O prefeito de Cuiabá, Abilio Brunini (PL), afirmou que não pretende adotar uma postura de neutralidade no processo eleitoral de 2026, mas também descartou romper a relação política e pessoal que mantém com o governador em exercício Otaviano Pivetta.
Durante entrevista ao Jornal do Meio-Dia, da TV Vila Real, Abilio foi questionado sobre como pretende se posicionar diante da disputa pelo Governo de Mato Grosso, já que o PL trabalha com a possibilidade de lançar o senador Wellington Fagundes como candidato, enquanto Pivetta deve buscar a reeleição.
O prefeito afirmou que a situação envolve duas responsabilidades: o compromisso partidário e o relacionamento institucional com o governo estadual.
“Não é uma questão de neutralidade. É uma questão de respeito ao processo eleitoral. São circunstâncias distintas”, declarou.
Abilio destacou que é um dos poucos prefeitos de capitais filiados ao PL e afirmou que, por isso, precisa considerar o peso político de sua posição.
“No Brasil nós temos dois prefeitos de capitais que são do PL: eu em Cuiabá e uma outra prefeita em Aracaju. Então existem responsabilidades partidárias. Eu não posso, como prefeito de uma capital, ter uma postura divergente da do meu partido”, afirmou.
Apesar disso, o prefeito ressaltou a relação de amizade de longa data com Pivetta e citou parcerias entre o Governo do Estado e a Prefeitura de Cuiabá.
“O governo do Estado tem nos ajudado no município de Cuiabá, tem sido parceiro em muitas coisas”, disse.
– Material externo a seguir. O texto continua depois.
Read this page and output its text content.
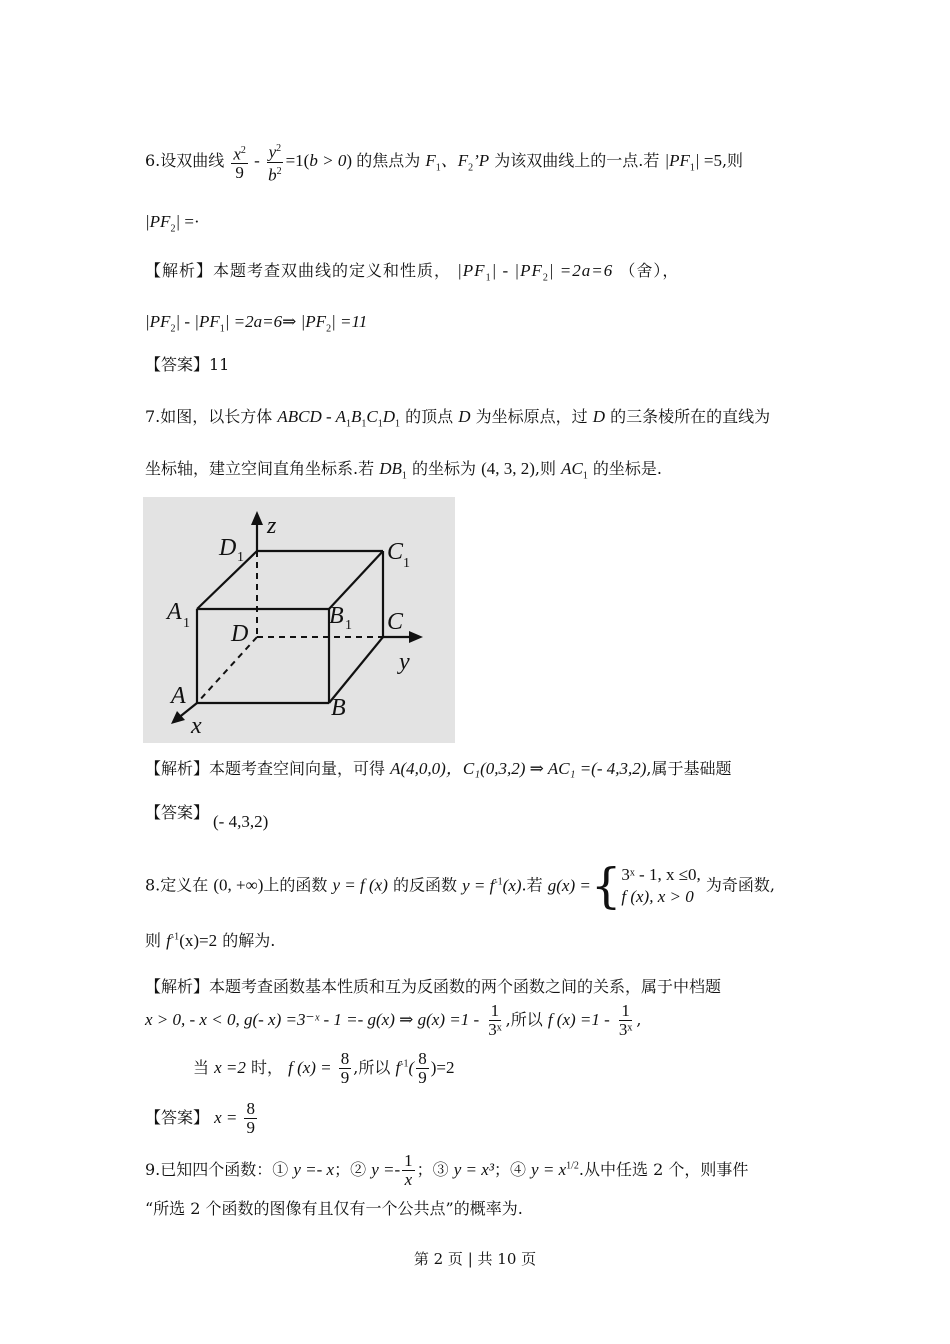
6.设双曲线 $\frac{x^2}{9} - \frac{y^2}{b^2} =1(b > 0)$ 的焦点为 $F_1$、$F_2’P$ 为该双曲线上的一点.若 $|PF_1| =5$,则
$|PF_2|$ =·
【解析】本题考查双曲线的定义和性质， $|PF_1| - |PF_2| =2a=6$ （舍），
$|PF_2| - |PF_1|$ =2a=6⇒ $|PF_2| =11$
【答案】11
7.如图，以长方体 ABCD - $A_1B_1C_1D_1$ 的顶点 D 为坐标原点，过 D 的三条棱所在的直线为
坐标轴，建立空间直角坐标系.若 $DB_1$ 的坐标为 (4, 3, 2),则 $AC_1$ 的坐标是.
z
y
x
A	B
C
D
A	B
C
D
1	1
1
1
【解析】本题考查空间向量，可得 A(4,0,0)，C₁(0,3,2) ⇒ AC₁ =(- 4,3,2),属于基础题
【答案】 (- 4,3,2)
8.定义在 (0, +∞)上的函数 y = f (x) 的反函数 $y = f^{-1}(x)$.若 g(x) = { 3ˣ - 1, x ≤0,
f (x), x > 0
为奇函数,
则 $f^{-1}(x)=2$ 的解为.
【解析】本题考查函数基本性质和互为反函数的两个函数之间的关系，属于中档题
x > 0, - x < 0, g(- x) =3⁻ˣ - 1 =- g(x) ⇒ $g(x) =1 - \frac{1}{\text{3ˣ}}$ ,所以 f $(x) =1 - \frac{1}{\text{3ˣ}}$ ,
当 x =2 时， f $(x) = \frac{8}{9}$ ,所以 $f^{-1}( \frac{8}{9} )=2$
【答案】 $x = \frac{8}{9}$
9.已知四个函数：① y =- x；② $y =- \frac{1}{x}$ ；③ y = x³；④ $y = x^{1/2}$.从中任选 2 个，则事件
“所选 2 个函数的图像有且仅有一个公共点”的概率为.
第 2 页 | 共 10 页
Entre as ações citadas, Abilio mencionou um convênio de R$ 23 milhões para aplicação de microrrevestimento em ruas da capital e uma parceria para implantação de um Instituto de Longa Permanência para Idosos (ILPI).
Segundo ele, manter o diálogo institucional com o governador não significa abandonar o partido.
“Eu não posso ser irresponsável de ter um posicionamento contrário ao meu partido em detrimento de um relacionamento que eu tenho de longa data”, afirmou.
Questionado se adotaria uma posição favorável a apenas um dos pré-candidatos, Abilio reforçou que não fará oposição ao PL, mas pretende preservar a relação pessoal com Pivetta.
“Minha posição é bem clara: eu não faria um posicionamento contrário ao PL. Não distorço a questão do meu partido e mantenho meu bom relacionamento e minha boa amizade com Otaviano Pivetta, torcendo para que o processo escolha o melhor governador para Mato Grosso”, concluiu.